1943 gelang dann doch noch die Flucht nach Schweden. Vater Sigmund hatte mit Hilfe der Verwandten erreicht, dass nicht nur er, sondern auch seine Kinder Elli und Gerhard und sein Schwiegersohn Kurt eingebürgert wurden. So konnten Pässe ausgestellt werden. Voraussetzung für die Ausreise war die Angabe einer offiziellen Adresse. Sie zu beschaffen gelang durch Bestechung eines Gestapo-Mannes namens Konrad. Dieser ließ sich seinen Dienst mit einem Perserteppich bezahlen. Damit waren die Ersparnisse von Kurt und Elli fast aufgebraucht. Es folgte eine nervenaufreibende Reise durch Deutschland nach Berlin zur schwedischen Botschaft, um die Pässe in Empfang zu nehmen.
Im August 1943 kamen Kurt und Elli Oppenheimer mittellos, physisch und psychisch sehr geschwächt, in Stockholm an, waren aber gerettet. Kurt fand eine Anstellung in der Farben-Firma seines Schwiegervaters Sigmund. Nach dem Krieg konnte Kurt seine Mutter Cornelie Werthan aus Holland nach Schweden bringen. 1953 wurde anlässlich des 75. Geburtstages Sigmund Hirschs der „Sigmund und Betty Hirsch Fond“ ins Leben gerufen, der das jüdische Altersheim in Stockholm finanziell unterstützte.
Kurt Oppenheimer betrieb fast zwei Jahrzehnte lang die Wiedergutmachungsverfahren unter oft zermürbenden und demütigenden Umständen. Er erstritt zugunsten seines Schwiegervaters einige Jahre vor dessen Tod im Juni 1964 eine Rente von 700 DM. Im Streit um die Immobilie Bockenheimer Landstraße 107 einigte man sich auf einen Vergleich.
Gerhard Hirsch, der Sohn von Sigmund Hirsch, wurde in
Schweden erfolgreicher Chemie-Kaufmann in der Firma seines Onkels. Er bekam
1943 gleichzeitig mit seiner Schwester die schwedische Staatsangehörigkeit. Im
selben Jahr heiratete er Lily Ullmann, die mit ihrer Familie 1938/39 gezwungen
worden war, ihre Heimatstadt Prag zu verlassen. 1947 wurde die Tochter Monica
geboren. Pflege und Ausübung der jüdischen Religion waren Gerhard Hirsch
wichtig. Er unterstützte, auch finanziell, die Jugendarbeit jüdischer Vereine.

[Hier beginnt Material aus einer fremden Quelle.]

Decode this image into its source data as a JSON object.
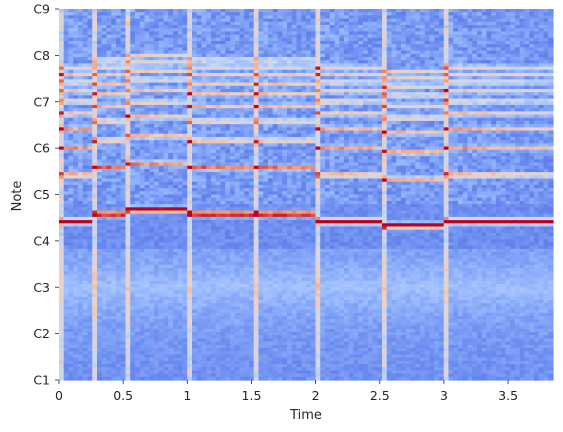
{
  "chart_data": {
    "type": "heatmap",
    "title": "",
    "xlabel": "Time",
    "ylabel": "Note",
    "xlim": [
      0,
      3.85
    ],
    "ylim_notes": [
      "C1",
      "C9"
    ],
    "x_ticks": [
      {
        "value": 0,
        "label": "0"
      },
      {
        "value": 0.5,
        "label": "0.5"
      },
      {
        "value": 1,
        "label": "1"
      },
      {
        "value": 1.5,
        "label": "1.5"
      },
      {
        "value": 2,
        "label": "2"
      },
      {
        "value": 2.5,
        "label": "2.5"
      },
      {
        "value": 3,
        "label": "3"
      },
      {
        "value": 3.5,
        "label": "3.5"
      }
    ],
    "y_ticks": [
      {
        "octave": 1,
        "label": "C1"
      },
      {
        "octave": 2,
        "label": "C2"
      },
      {
        "octave": 3,
        "label": "C3"
      },
      {
        "octave": 4,
        "label": "C4"
      },
      {
        "octave": 5,
        "label": "C5"
      },
      {
        "octave": 6,
        "label": "C6"
      },
      {
        "octave": 7,
        "label": "C7"
      },
      {
        "octave": 8,
        "label": "C8"
      },
      {
        "octave": 9,
        "label": "C9"
      }
    ],
    "colormap": "coolwarm",
    "colormap_stops": [
      "#3b4cc0",
      "#6788ee",
      "#9abbff",
      "#c9d7f0",
      "#edd1c2",
      "#f7a889",
      "#e26952",
      "#b40426"
    ],
    "onsets": [
      0,
      0.25,
      0.5,
      1.0,
      1.5,
      2.0,
      2.5,
      3.0
    ],
    "notes": [
      {
        "start": 0.0,
        "end": 0.25,
        "octave": 4.42
      },
      {
        "start": 0.25,
        "end": 0.5,
        "octave": 4.58
      },
      {
        "start": 0.5,
        "end": 1.0,
        "octave": 4.67
      },
      {
        "start": 1.0,
        "end": 1.5,
        "octave": 4.58
      },
      {
        "start": 1.5,
        "end": 2.0,
        "octave": 4.58
      },
      {
        "start": 2.0,
        "end": 2.5,
        "octave": 4.42
      },
      {
        "start": 2.5,
        "end": 3.0,
        "octave": 4.33
      },
      {
        "start": 3.0,
        "end": 3.85,
        "octave": 4.42
      }
    ],
    "grid": false,
    "legend": "none"
  }
}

Er wanderte 1970 in die Schweiz aus, wo er 2008 starb. Wunschgemäß wurde er in
Schweden beerdigt.
Die
Stolpersteine wurden von Angelika Rieber, Mona Wikhäll und Bertil Oppenheimer, Sohn
von Kurt Oppenheimer und Enkel von Cornelie Werthan initiiert und von Helene
Belka-Schütz, Tobias Krause, Karl
Pfaff und Junghwa Lee-Pfaff, Mona
Wikhäll und vom Schwedischer Kirchenverein in Frankfurt finanziert.
Literatur: Oppenheimer,
Bertil, Till Sverige – Historien som aldrig blev berättad, Stockholm, 2.
Auflage 2016 (Nach Schweden - Die Geschichte, die nie erzählt wurde).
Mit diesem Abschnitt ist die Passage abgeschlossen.